Cecilia, Or Memoirs of an Heiress Volume 2 - Page 105/244

"Let everybody be civil!" cried Mr Hobson, "that's my notion; and then I shall be as much above being unpitiful as anybody else."

"Mrs Harrel," said Cecilia, "was then too unhappy, and is now, surely, too unfortunate, to make it possible any resentment should be harboured against her."

"You speak, ma'am, like a lady of sense," returned Mr Hobson, "and, indeed, that's the character I hear of you; but for all that, ma'am, every body's willing to stand up for their own friends, for which reason, ma'am, to be sure you'll be making the best of it, both for the Relict, and the late gentleman himself; but, ma'am, if I was to make bold to speak my mind in a fair manner, what I should say would be this: a man here to go shooting himself with all his debts unpaid, is a mere piece of scandal, ma'am! I beg pardon, but what I say is, the truth's the truth, and I can't call it by no other nomination."

Cecilia now, finding she had not any chance of pacifying him, rang for her servant and chair.

Mr Simkins then, affecting to lower his voice, said reproachfully to his friend "Indeed, Mr Hobson, to speak ingenusly, I must needs say I don't think it over and above pelite in you to be so hard upon the young lady's acquaintance that was, now he's defunct. To be sure I can't pretend for to deny but he behaved rather comical; for not paying of nobody, nor so much as making one a little compliment, or the like, though he made no bones of taking all one's goods, and always chused to have the prime of every thing, why it's what I can't pretend to stand up for. But that's neither here nor there, for if he had behaved as bad again, poor Miss could not tell how to help it; and I dares to say she had no more hand in it than nobody at all."

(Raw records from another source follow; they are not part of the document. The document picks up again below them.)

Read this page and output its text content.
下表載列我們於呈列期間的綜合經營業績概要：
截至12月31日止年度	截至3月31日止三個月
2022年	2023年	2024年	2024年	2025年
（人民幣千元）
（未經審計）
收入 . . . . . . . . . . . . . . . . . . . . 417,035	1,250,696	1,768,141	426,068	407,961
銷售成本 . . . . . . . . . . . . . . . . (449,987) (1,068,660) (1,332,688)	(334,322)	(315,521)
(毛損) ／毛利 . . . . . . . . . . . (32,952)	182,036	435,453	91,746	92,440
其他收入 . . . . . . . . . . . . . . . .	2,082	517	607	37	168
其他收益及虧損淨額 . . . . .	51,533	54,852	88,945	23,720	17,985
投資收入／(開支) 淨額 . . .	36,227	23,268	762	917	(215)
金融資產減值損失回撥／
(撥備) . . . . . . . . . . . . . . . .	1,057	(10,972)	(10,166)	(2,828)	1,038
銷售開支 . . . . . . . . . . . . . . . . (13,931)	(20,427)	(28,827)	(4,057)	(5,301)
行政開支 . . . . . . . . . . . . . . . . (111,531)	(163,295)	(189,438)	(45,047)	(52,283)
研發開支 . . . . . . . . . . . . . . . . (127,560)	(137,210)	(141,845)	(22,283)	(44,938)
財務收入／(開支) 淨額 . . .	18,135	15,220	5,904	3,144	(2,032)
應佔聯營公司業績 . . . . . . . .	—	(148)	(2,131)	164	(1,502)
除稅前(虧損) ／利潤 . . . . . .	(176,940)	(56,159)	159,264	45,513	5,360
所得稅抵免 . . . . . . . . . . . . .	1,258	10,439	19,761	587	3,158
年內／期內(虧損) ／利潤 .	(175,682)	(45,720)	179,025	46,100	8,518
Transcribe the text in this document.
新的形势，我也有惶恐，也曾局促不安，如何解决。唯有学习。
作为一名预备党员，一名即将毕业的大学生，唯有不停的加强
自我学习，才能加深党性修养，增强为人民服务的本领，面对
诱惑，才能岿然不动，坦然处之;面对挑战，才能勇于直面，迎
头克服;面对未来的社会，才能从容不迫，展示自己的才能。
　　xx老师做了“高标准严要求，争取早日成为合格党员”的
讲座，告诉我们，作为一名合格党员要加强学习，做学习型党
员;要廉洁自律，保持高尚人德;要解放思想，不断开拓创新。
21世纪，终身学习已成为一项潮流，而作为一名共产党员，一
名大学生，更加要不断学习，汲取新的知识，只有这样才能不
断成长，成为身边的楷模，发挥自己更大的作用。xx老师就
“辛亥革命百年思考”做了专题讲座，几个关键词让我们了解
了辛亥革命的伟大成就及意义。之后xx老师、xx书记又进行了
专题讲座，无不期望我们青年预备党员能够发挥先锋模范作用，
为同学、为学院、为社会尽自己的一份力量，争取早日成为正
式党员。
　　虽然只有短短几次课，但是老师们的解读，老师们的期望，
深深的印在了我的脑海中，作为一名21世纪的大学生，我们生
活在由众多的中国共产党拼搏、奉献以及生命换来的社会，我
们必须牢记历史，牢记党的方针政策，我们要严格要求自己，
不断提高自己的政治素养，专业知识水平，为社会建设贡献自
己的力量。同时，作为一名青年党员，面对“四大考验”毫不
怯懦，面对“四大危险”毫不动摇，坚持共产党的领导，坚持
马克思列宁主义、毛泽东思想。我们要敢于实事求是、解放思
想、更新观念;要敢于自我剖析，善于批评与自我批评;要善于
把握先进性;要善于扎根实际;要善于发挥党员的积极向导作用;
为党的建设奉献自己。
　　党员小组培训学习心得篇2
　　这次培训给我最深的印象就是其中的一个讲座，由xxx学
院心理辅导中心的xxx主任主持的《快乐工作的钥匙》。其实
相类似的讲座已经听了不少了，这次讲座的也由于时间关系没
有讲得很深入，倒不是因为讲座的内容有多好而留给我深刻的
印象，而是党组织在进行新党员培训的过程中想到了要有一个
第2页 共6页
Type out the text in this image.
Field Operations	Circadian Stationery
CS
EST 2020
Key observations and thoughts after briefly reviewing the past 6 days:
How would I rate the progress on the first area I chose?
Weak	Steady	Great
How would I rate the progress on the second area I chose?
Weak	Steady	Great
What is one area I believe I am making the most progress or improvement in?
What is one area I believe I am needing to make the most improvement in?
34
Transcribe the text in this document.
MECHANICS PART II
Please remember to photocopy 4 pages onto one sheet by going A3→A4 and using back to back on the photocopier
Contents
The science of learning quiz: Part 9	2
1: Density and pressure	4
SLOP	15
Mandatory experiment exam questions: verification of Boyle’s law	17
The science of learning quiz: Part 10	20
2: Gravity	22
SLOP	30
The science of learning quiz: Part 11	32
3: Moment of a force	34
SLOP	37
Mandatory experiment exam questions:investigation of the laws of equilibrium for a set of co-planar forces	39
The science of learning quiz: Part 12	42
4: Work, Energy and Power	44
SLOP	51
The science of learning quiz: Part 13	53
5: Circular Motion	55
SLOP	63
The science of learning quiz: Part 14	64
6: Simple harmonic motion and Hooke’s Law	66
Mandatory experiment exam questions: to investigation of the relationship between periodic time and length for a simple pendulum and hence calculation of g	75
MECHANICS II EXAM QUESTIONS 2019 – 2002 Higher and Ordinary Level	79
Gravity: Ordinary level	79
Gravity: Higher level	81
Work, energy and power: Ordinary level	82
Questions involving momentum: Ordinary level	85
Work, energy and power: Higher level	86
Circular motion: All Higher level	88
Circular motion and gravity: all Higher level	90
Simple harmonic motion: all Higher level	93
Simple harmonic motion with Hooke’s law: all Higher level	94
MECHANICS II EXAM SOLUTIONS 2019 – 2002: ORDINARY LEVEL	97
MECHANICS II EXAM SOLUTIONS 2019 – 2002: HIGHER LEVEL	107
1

"No, to be sure," cried Mrs Belfield, "what should she have to do with it? Do you suppose a young lady of her fortune would want to take advantage of a person in trade? I am sure it would be both a shame and a sin if she did, for if she has not money enough, I wonder who has. And for my part, I think when a young lady has such a fine fortune as that, the only thing she has to do, is to be thinking of making a good use of it, by dividing it, as one may say, with a good husband. For as to keeping it all for herself, I dare say she's a lady of too much generosity; and as to only marrying somebody that's got as much of his own, why it is not half so much a favour: and if the young lady would take my advice, she'd marry for love, for as to lucre, she's enough in all conscience."